Writers don’t just use words as their tools to communicate content, they also rely on images, such as photographs, illustrations, diagrams, and flow charts. It’s a way to draw readers into the article, explain complex concepts, and give resources.

“I try to pick images that show readers how to do something; I look for things that they will use in practice,” says Pavlovich-Danis. For her course on vonWillebrand Disease (CE222d), she included a chart that nurses could use to assess menstrual flow by criteria such as sanitary napkins and tampon use.

An art director, in collaboration with Callender-Price, picks the main image. This can range from the simple (a close-up of an older person’s feet to illustrate a module on how to help older patients care for their feet) to the historic (a photograph of a young child with polio for the module on post-polio syndrome) to the abstract or conceptual (such as an image of the heart with lightening rods in the background for a module on atrial fibrillation). Whatever the art, the goal is to make it complement the headline or the first sentence or paragraph of the module so that the elements grab readers’ attention and make them want to read more. It’s the movie trailer of CE.

And the show goes on…

Nursing Spectrum CE produces close to 50 CE modules each year and has won worldwide recognition, with some courses being translated for use in other countries, such as Greece and Spain. They now have several icons, such as one for APN and another for Magnet-relevant material, so nurses can quickly find topics that fit their needs.

Future plans include more specialty CE courses and more ways for long-term evaluation of the impact of CE on practice.

Like the writers, results drive Callender-Price and the Nursing Spectrum CE team. “It’s exciting to start something, see it develop it, and then see it in print and online,” she says. “The writers are great to work with, and a letter from a satisfied reader makes our day.”

It’s likely the ratings for Nursing Spectrum CE will remain high for years to come.
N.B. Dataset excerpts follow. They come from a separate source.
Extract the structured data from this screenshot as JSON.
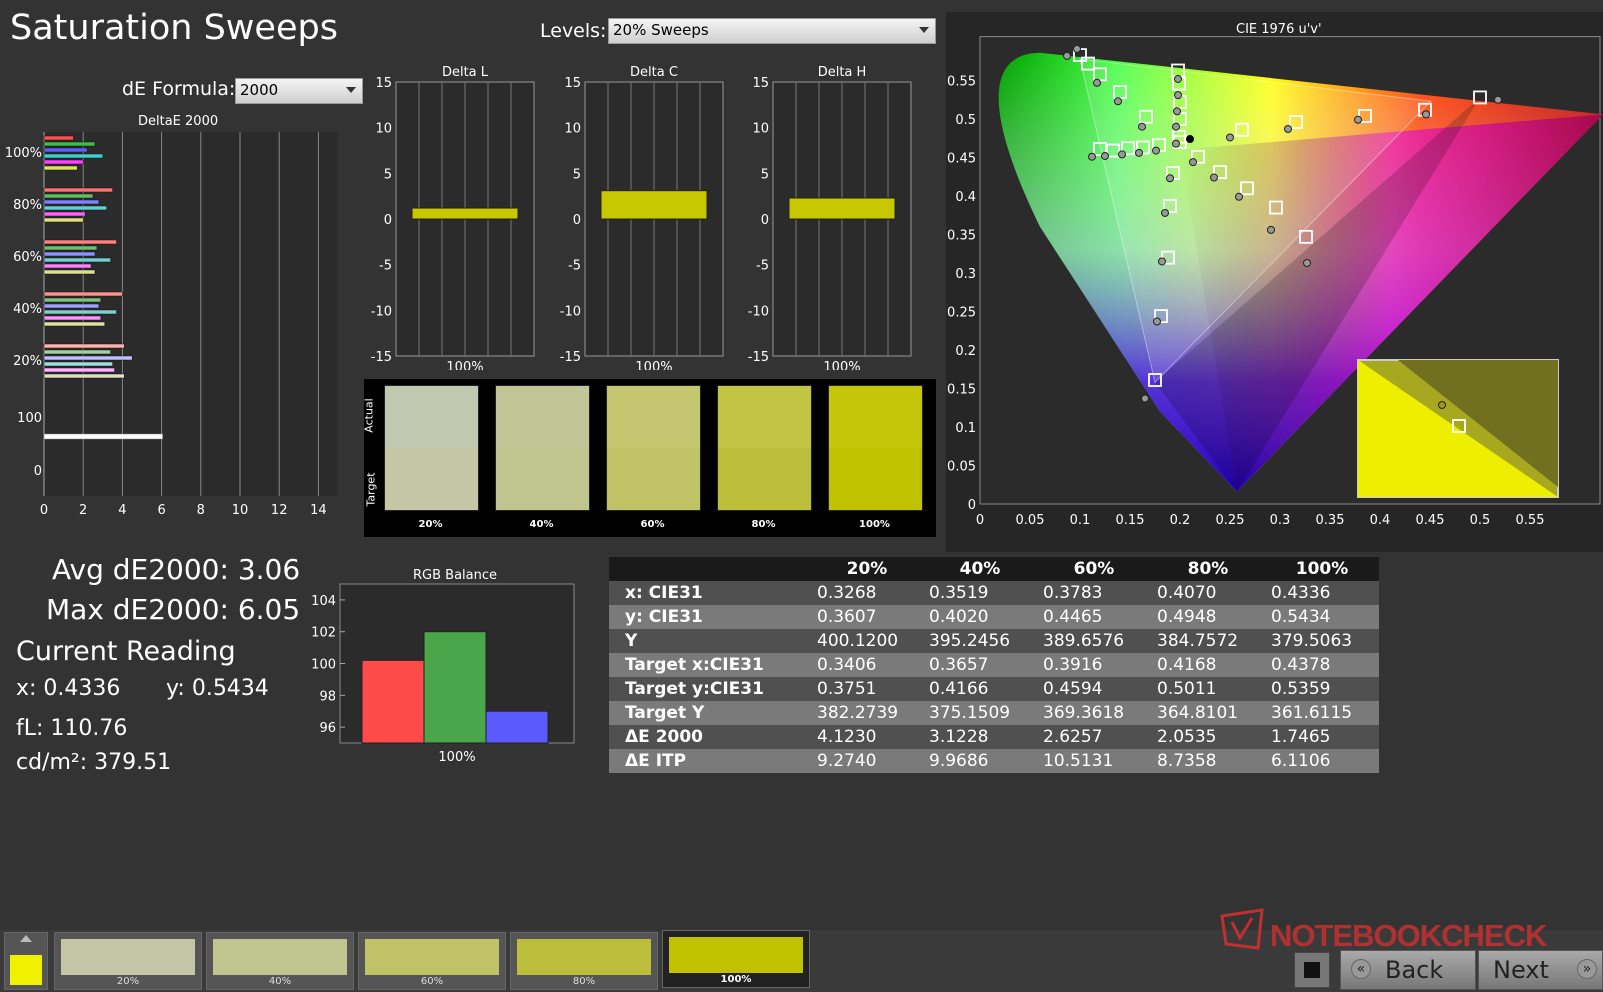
{
  "title": "Saturation Sweeps",
  "levels": {
    "label": "Levels:",
    "value": "20% Sweeps"
  },
  "de_formula": {
    "label": "dE Formula:",
    "value": "2000"
  },
  "deltae_chart": {
    "title": "DeltaE 2000",
    "y_ticks": [
      "100%",
      "80%",
      "60%",
      "40%",
      "20%",
      "100",
      "0"
    ],
    "x_ticks": [
      "0",
      "2",
      "4",
      "6",
      "8",
      "10",
      "12",
      "14"
    ],
    "groups": [
      {
        "label": "100%",
        "values": [
          1.5,
          2.6,
          2.2,
          3.0,
          2.0,
          1.7
        ],
        "colors": [
          "#ff5050",
          "#40c040",
          "#6060ff",
          "#40d0d0",
          "#ff40ff",
          "#e0e060"
        ]
      },
      {
        "label": "80%",
        "values": [
          3.5,
          2.5,
          2.8,
          3.2,
          2.1,
          2.0
        ],
        "colors": [
          "#ff7070",
          "#60c060",
          "#8080ff",
          "#60d0d0",
          "#ff60ff",
          "#e0e080"
        ]
      },
      {
        "label": "60%",
        "values": [
          3.7,
          2.7,
          2.6,
          3.4,
          2.4,
          2.6
        ],
        "colors": [
          "#ff8080",
          "#70c070",
          "#9090ff",
          "#70d0d0",
          "#ff80ff",
          "#e0e090"
        ]
      },
      {
        "label": "40%",
        "values": [
          4.0,
          2.9,
          2.8,
          3.7,
          2.9,
          3.1
        ],
        "colors": [
          "#ff9090",
          "#80c080",
          "#a0a0ff",
          "#80d0d0",
          "#ff90ff",
          "#e0e0a0"
        ]
      },
      {
        "label": "20%",
        "values": [
          4.1,
          3.4,
          4.5,
          3.5,
          3.6,
          4.1
        ],
        "colors": [
          "#ffb0b0",
          "#a0d0a0",
          "#c0c0ff",
          "#a0e0e0",
          "#ffb0ff",
          "#e0e0c0"
        ]
      },
      {
        "label": "100",
        "values": [
          6.05
        ],
        "colors": [
          "#ffffff"
        ]
      }
    ]
  },
  "delta_l": {
    "title": "Delta L",
    "value": 1.2,
    "xlabel": "100%"
  },
  "delta_c": {
    "title": "Delta C",
    "value": 3.1,
    "xlabel": "100%"
  },
  "delta_h": {
    "title": "Delta H",
    "value": 2.3,
    "xlabel": "100%"
  },
  "delta_ticks": [
    "15",
    "10",
    "5",
    "0",
    "-5",
    "-10",
    "-15"
  ],
  "swatches": {
    "actual_label": "Actual",
    "target_label": "Target",
    "items": [
      {
        "label": "20%",
        "actual": "#c0c8b0",
        "target": "#c4c6a6"
      },
      {
        "label": "40%",
        "actual": "#c0c698",
        "target": "#c0c48e"
      },
      {
        "label": "60%",
        "actual": "#c4c670",
        "target": "#c0c266"
      },
      {
        "label": "80%",
        "actual": "#c2c444",
        "target": "#bcbd3a"
      },
      {
        "label": "100%",
        "actual": "#c6c608",
        "target": "#c0c200"
      }
    ]
  },
  "cie": {
    "title": "CIE 1976 u'v'",
    "x_ticks": [
      "0",
      "0.05",
      "0.1",
      "0.15",
      "0.2",
      "0.25",
      "0.3",
      "0.35",
      "0.4",
      "0.45",
      "0.5",
      "0.55"
    ],
    "y_ticks": [
      "0.55",
      "0.5",
      "0.45",
      "0.4",
      "0.35",
      "0.3",
      "0.25",
      "0.2",
      "0.15",
      "0.1",
      "0.05",
      "0"
    ]
  },
  "stats": {
    "avg": "Avg dE2000: 3.06",
    "max": "Max dE2000: 6.05"
  },
  "current": {
    "heading": "Current Reading",
    "x": "x: 0.4336",
    "y": "y: 0.5434",
    "fl": "fL: 110.76",
    "cdm": "cd/m²: 379.51"
  },
  "rgb_balance": {
    "title": "RGB Balance",
    "y_ticks": [
      "104",
      "102",
      "100",
      "98",
      "96"
    ],
    "ylim": [
      95,
      105
    ],
    "xlabel": "100%",
    "values": [
      100.2,
      102.0,
      97.0
    ],
    "colors": [
      "#ff4a4a",
      "#4aa64a",
      "#5a5aff"
    ]
  },
  "table": {
    "headers": [
      "",
      "20%",
      "40%",
      "60%",
      "80%",
      "100%"
    ],
    "rows": [
      [
        "x: CIE31",
        "0.3268",
        "0.3519",
        "0.3783",
        "0.4070",
        "0.4336"
      ],
      [
        "y: CIE31",
        "0.3607",
        "0.4020",
        "0.4465",
        "0.4948",
        "0.5434"
      ],
      [
        "Y",
        "400.1200",
        "395.2456",
        "389.6576",
        "384.7572",
        "379.5063"
      ],
      [
        "Target x:CIE31",
        "0.3406",
        "0.3657",
        "0.3916",
        "0.4168",
        "0.4378"
      ],
      [
        "Target y:CIE31",
        "0.3751",
        "0.4166",
        "0.4594",
        "0.5011",
        "0.5359"
      ],
      [
        "Target Y",
        "382.2739",
        "375.1509",
        "369.3618",
        "364.8101",
        "361.6115"
      ],
      [
        "ΔE 2000",
        "4.1230",
        "3.1228",
        "2.6257",
        "2.0535",
        "1.7465"
      ],
      [
        "ΔE ITP",
        "9.2740",
        "9.9686",
        "10.5131",
        "8.7358",
        "6.1106"
      ]
    ]
  },
  "thumbs": [
    {
      "label": "20%",
      "color": "#c4c6a6"
    },
    {
      "label": "40%",
      "color": "#c0c48e"
    },
    {
      "label": "60%",
      "color": "#c0c266"
    },
    {
      "label": "80%",
      "color": "#bcbd3a"
    },
    {
      "label": "100%",
      "color": "#c0c200"
    }
  ],
  "nav": {
    "back": "Back",
    "next": "Next"
  },
  "watermark": "NOTEBOOKCHECK"
}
Cynthia Saver, RN, MS, is president of CLS Development, Inc., Columbia, Md., which provides knowledge-based services for nurses.

From Idea to Finished Product

    • Nursing Spectrum CE conducts a needs assessment to identify or confirm topics.
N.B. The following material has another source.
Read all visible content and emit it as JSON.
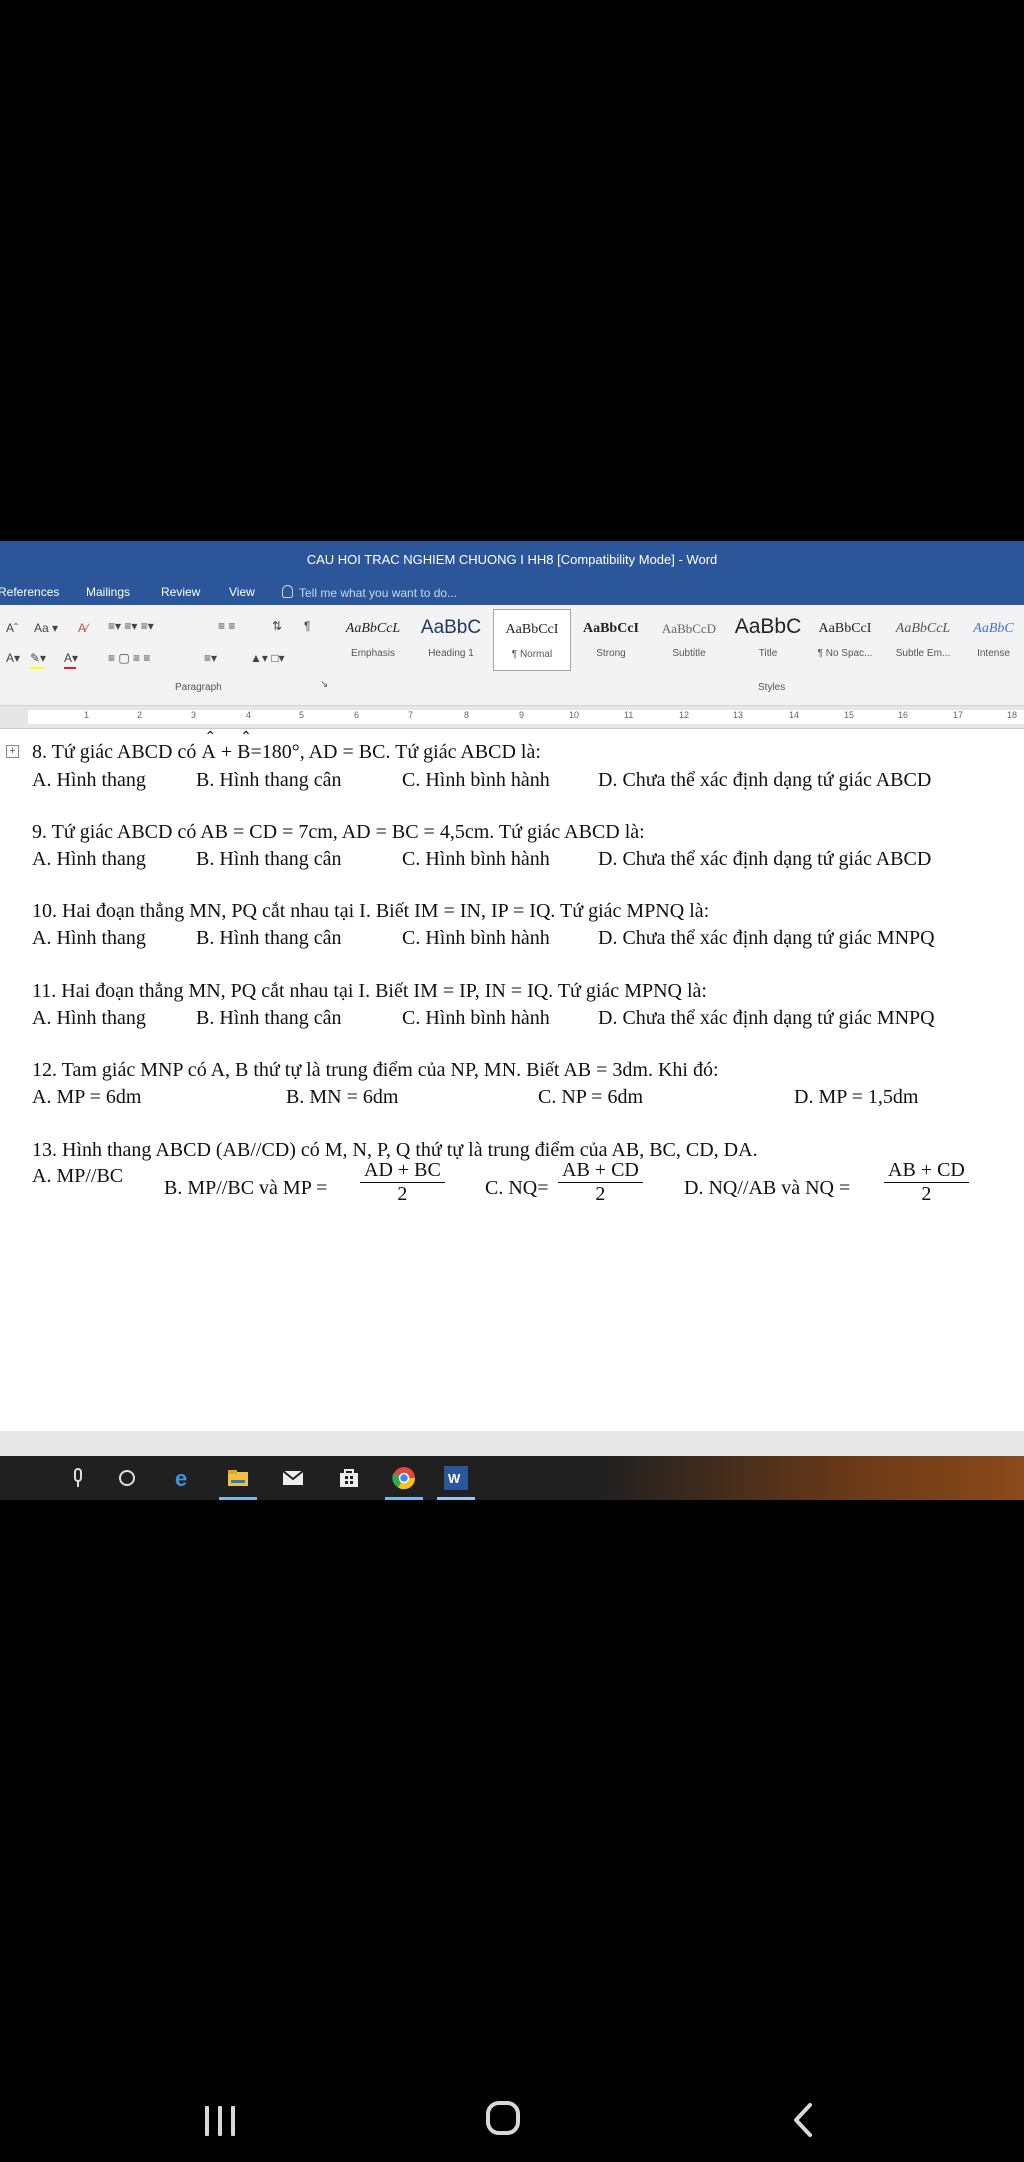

    • Callender-Price assigns the topic to a writer.

    • The author researches and writes a manuscript, including CE purpose, objectives, and test.
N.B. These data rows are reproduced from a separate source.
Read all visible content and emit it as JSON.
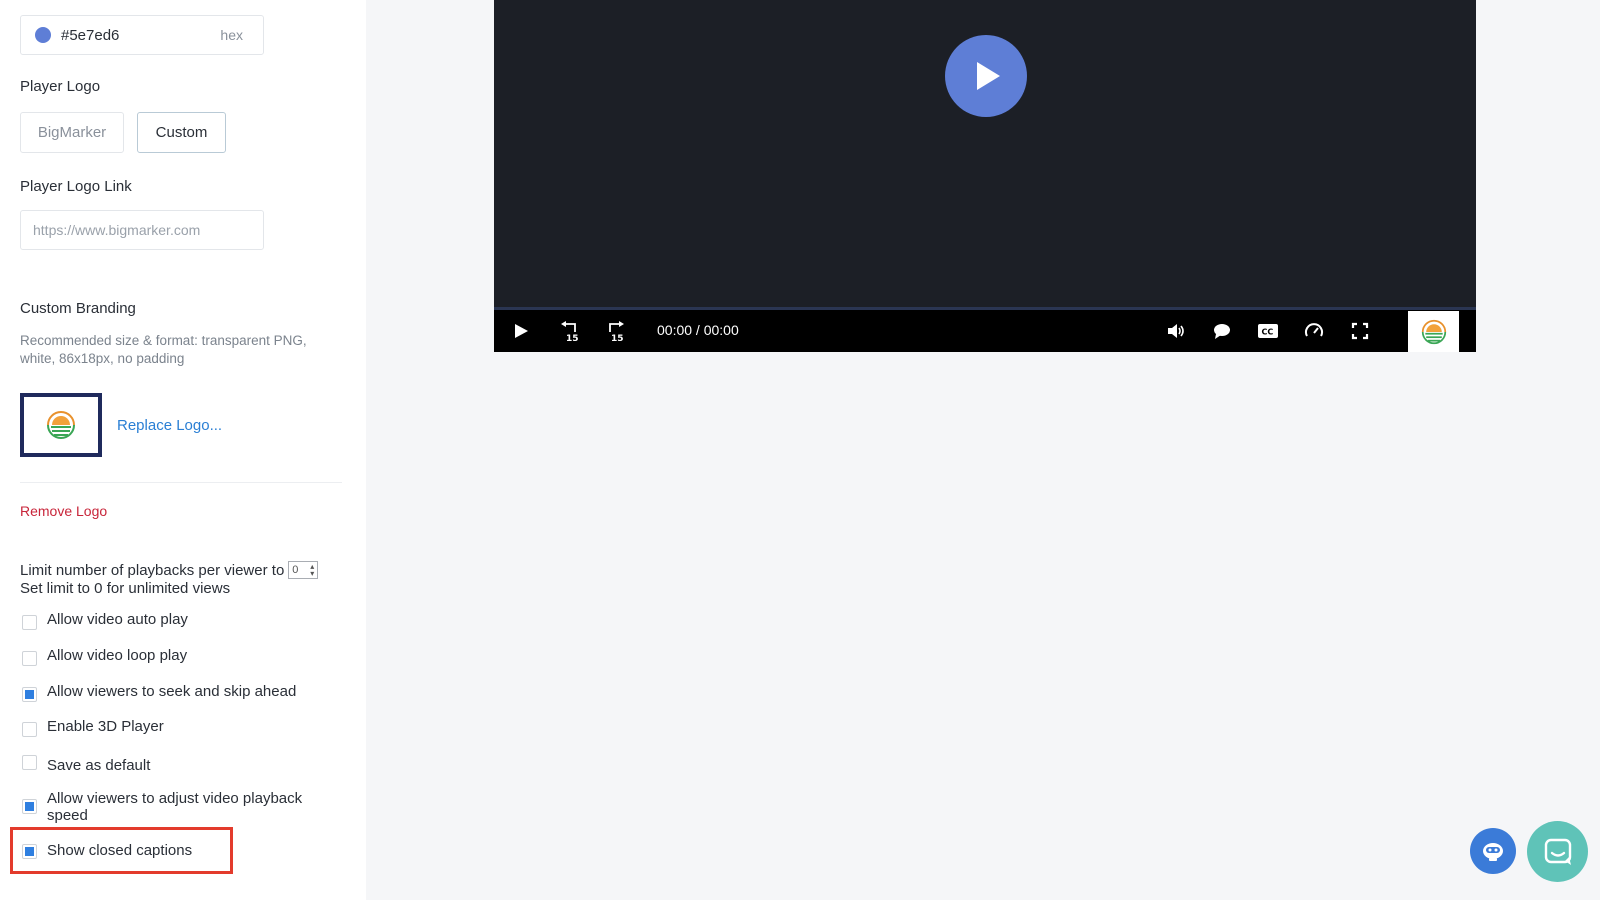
{
  "settings": {
    "brand_color": {
      "value": "#5e7ed6",
      "suffix": "hex",
      "swatch": "#5e7ed6"
    },
    "player_logo": {
      "label": "Player Logo",
      "options": [
        "BigMarker",
        "Custom"
      ],
      "selected": "Custom"
    },
    "player_logo_link": {
      "label": "Player Logo Link",
      "placeholder": "https://www.bigmarker.com"
    },
    "custom_branding": {
      "label": "Custom Branding",
      "help": "Recommended size & format: transparent PNG, white, 86x18px, no padding",
      "replace_label": "Replace Logo...",
      "remove_label": "Remove Logo"
    },
    "playback_limit": {
      "label": "Limit number of playbacks per viewer to",
      "value": "0",
      "help": "Set limit to 0 for unlimited views"
    },
    "options": [
      {
        "label": "Allow video auto play",
        "checked": false
      },
      {
        "label": "Allow video loop play",
        "checked": false
      },
      {
        "label": "Allow viewers to seek and skip ahead",
        "checked": true
      },
      {
        "label": "Enable 3D Player",
        "checked": false
      },
      {
        "label": "Save as default",
        "checked": false
      },
      {
        "label": "Allow viewers to adjust video playback speed",
        "checked": true
      },
      {
        "label": "Show closed captions",
        "checked": true
      }
    ]
  },
  "player": {
    "time": "00:00 / 00:00",
    "progress": 0,
    "accent": "#5e7ed6",
    "controls": [
      "play-icon",
      "rewind-15-icon",
      "forward-15-icon",
      "volume-icon",
      "chat-icon",
      "cc-icon",
      "speed-icon",
      "fullscreen-icon"
    ]
  },
  "colors": {
    "highlight": "#e33b2c",
    "link": "#2a7fd4",
    "danger": "#c8253a",
    "checkbox": "#2f7fe0"
  }
}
    • Callender-Price reviews the manuscript to be sure it’s on target, and then sends it out for peer review.

    • Experts in the content area of the manuscript review it for accuracy and thoroughness, based on a set of specific criteria. The reviewers and writers don't know each other's identities to ensure an unbiased review.

    • The writer revises the manuscript based on the reviewers’ feedback, and then returns it to Nursing Spectrum CE. Some back and forth between the writer and Callender-Price is usually needed to get the content just right.

    • A professional editor edits the manuscript and adds interesting headlines and subheadings.

    • An editor and an art director use a software program to arrange the content and any images (such as photographs and illustrations) so that it fits on the printed page. This “formatting” makes the article easier to read.

    • Nursing Spectrum CE staff, including Robert Hess, RN, PhD, senior VP for continuing education, do a final check of the module to catch any content and grammatical errors.

    • The module is printed in all 13 regional editions of Nursing Spectrum and NurseWeek and posted online at www.nurse.com.

    • Every two years, CE modules of 1 contact hour length are updated based on new information. The time frame is every two to three years for CE modules that offer multiple contact hours for credit.